Grumpy Cat goes Disney: Online celebs pitch in for new theme park push

Nov. 05, 2013 | 6:54 p.m.
Grumpy Cat poses with Grumpy the dwarf at Disneyland. (Disney)

Grumpy Cat poses with Grumpy the dwarf at Disneyland. (Disney)

Grumpy Cat was just one of about two dozen Internet stars that turned up at Disneyland in Anaheim Tuesday as part the company’s unveiling of its new marketing push, dubbed Disney Side, which is attempting to harness the power of social media “all stars” to promote the parks.

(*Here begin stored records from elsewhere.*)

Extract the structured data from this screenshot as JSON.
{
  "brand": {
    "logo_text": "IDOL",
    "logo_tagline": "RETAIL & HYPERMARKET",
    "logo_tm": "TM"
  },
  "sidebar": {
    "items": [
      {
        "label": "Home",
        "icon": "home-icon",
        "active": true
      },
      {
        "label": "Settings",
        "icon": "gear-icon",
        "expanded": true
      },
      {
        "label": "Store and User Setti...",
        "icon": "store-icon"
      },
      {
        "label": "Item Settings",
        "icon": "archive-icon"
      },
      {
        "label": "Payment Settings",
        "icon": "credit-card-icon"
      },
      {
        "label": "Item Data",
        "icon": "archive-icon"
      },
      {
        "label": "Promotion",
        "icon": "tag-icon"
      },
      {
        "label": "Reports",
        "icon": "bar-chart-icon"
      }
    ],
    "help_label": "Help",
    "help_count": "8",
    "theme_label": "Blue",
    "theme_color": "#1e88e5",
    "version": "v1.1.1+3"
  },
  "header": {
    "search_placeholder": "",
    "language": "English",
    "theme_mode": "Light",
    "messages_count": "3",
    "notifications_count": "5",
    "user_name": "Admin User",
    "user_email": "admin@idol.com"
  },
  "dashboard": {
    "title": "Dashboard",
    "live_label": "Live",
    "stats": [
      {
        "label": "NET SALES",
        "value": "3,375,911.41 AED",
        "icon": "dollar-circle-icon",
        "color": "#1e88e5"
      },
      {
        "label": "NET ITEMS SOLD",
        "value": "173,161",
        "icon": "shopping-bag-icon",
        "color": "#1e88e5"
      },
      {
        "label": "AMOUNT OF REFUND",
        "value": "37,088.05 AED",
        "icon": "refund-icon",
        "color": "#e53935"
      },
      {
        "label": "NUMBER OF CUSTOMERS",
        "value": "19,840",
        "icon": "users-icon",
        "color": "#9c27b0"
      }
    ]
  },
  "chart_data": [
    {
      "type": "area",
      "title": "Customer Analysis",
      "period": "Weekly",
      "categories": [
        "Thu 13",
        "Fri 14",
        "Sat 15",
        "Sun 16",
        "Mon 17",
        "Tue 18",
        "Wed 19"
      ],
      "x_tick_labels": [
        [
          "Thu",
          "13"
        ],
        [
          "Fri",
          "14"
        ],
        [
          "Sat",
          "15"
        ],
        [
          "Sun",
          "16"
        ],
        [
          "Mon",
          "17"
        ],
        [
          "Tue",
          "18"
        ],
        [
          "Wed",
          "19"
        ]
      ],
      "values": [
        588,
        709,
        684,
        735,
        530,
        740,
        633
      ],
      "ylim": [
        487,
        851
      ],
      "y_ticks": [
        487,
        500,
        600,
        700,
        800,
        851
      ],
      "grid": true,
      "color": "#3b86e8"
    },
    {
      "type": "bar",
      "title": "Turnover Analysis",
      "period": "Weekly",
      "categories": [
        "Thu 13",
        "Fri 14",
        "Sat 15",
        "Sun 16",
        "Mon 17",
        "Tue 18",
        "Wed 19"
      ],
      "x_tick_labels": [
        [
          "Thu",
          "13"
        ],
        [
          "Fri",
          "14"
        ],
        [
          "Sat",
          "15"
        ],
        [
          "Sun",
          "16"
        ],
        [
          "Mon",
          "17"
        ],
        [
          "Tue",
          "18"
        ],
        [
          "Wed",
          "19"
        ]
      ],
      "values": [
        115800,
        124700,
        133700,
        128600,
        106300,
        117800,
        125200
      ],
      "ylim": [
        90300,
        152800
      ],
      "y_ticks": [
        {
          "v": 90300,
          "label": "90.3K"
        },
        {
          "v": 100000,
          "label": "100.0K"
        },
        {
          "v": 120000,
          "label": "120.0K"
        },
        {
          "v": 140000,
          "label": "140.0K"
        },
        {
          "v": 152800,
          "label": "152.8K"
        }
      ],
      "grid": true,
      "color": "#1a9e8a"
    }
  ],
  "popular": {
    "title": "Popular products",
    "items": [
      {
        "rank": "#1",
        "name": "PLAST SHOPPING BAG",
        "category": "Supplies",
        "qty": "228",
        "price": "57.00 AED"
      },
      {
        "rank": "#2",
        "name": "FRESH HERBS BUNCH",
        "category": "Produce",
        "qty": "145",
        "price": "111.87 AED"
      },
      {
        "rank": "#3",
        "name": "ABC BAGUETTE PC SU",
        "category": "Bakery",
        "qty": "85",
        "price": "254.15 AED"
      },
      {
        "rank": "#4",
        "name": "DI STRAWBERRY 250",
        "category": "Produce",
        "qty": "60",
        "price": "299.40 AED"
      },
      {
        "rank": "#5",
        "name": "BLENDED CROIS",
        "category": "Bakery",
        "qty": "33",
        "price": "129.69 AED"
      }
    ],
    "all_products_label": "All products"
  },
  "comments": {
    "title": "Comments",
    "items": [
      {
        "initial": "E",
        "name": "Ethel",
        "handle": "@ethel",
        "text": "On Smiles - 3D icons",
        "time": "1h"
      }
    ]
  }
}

The new campaign is designed to encourage people to express the “Disney side” of their personalities, and includes original contributions from stop-motion Vine animator Ian Padgham, Instagram photographer Lauren Randolph, wacky video personality Mark Malkoff, “CuteGirlsHairstyles” YouTube-r Mindy McKnight, singer Tiffany Alvord, fashionable dog Trotter Pup, Ridiculously Photogenic Guy Zeddie Little and “How to Be a Dad” blogger Charlie Capen, among others.

The 24 creators chosen by Disney have a combined fan following of 30 million and have generated an estimated 2 billion views online.

“We looked for people with a solid following who we thought could create content that would be a good fit for Disney,” said Leslie Ferraro, executive vice president, global marketing and sales for Disney Parks & Resorts.

While a portion of the new promotional campaign will include a traditional media push in print publications, movie theaters and on television, much of the Disney Side content is digital —  YouTube shows, Vine shorts, songs and photography with the potential to go viral.

Some of the videos, like MysteryGuitarMan’s 97-second short about a regular guy finding his “Disney Side,” feel like ready-made TV commercials. Others, such as Mary Doodles’ drawing video, are ideally viewed on a laptop.

Mike Tompkins, who recently amassed 23 million views from his one-man a cappella rendition of Katy Perry’s “Teenage Dream” and Bruno Mars’ “Just the Way You Are,” recorded a new version of “When You Wish Upon a Star,” adding a distinctive beat to the song.

He also directed and edited a video for the cover.

“We shot the video in front of the castle with Mickey Mouse,” Tompkins said. “We were shooting right before the park opened. It was a surreal moment. There were very few moments in my career where I’ve gotten chills, but shooting with Mickey was one of them.”

Disney executives say creators were given guidance about the sorts of pieces the company was looking for and received access to the park and costumed characters for video segments. For the most part, though, the contributors had freedom to pursue their ideas.

The Disney Side campaign could be a win-win for the parks and the participants: Disney has the potential to benefit from associations with popular online brands, and the artists and personalities themselves stand to enjoy increased exposure from the project. (For Tompkins, the Disney video simply marks a pit stop between his tour with the Jonas Brothers and the release of his own album next year.)

Little, the Ridiculously Photogenic Guy whose handsome mug was first snapped in the middle of a race in Charleston, S.C., welcomed the opportunity to be photographed grinning next to some of Disneyland’s most famous attractions. It was was a fun way to spend his vacation time away from the New York restaurant he’s currently managing, he said, though he’s ready to get back to his day job.

“I’ve got to get back and make up for time lost,” Little said.

Grumpy Cat, a Snowshoe Siamese accompanied by her handler, Tabatha Bundesen, also has other responsibilities. Though the feline stopped by the Anaheim park for a Disney Side photo shoot with Grumpy the dwarf and to visit Pluto’s house, the appearance on Tuesday was scheduled between time working on a range of projects.

“She has her second book coming out, we’re working on a movie, she’s got T-shirts and a coffee drink called Grumpaccino coming out,” Bundesen said.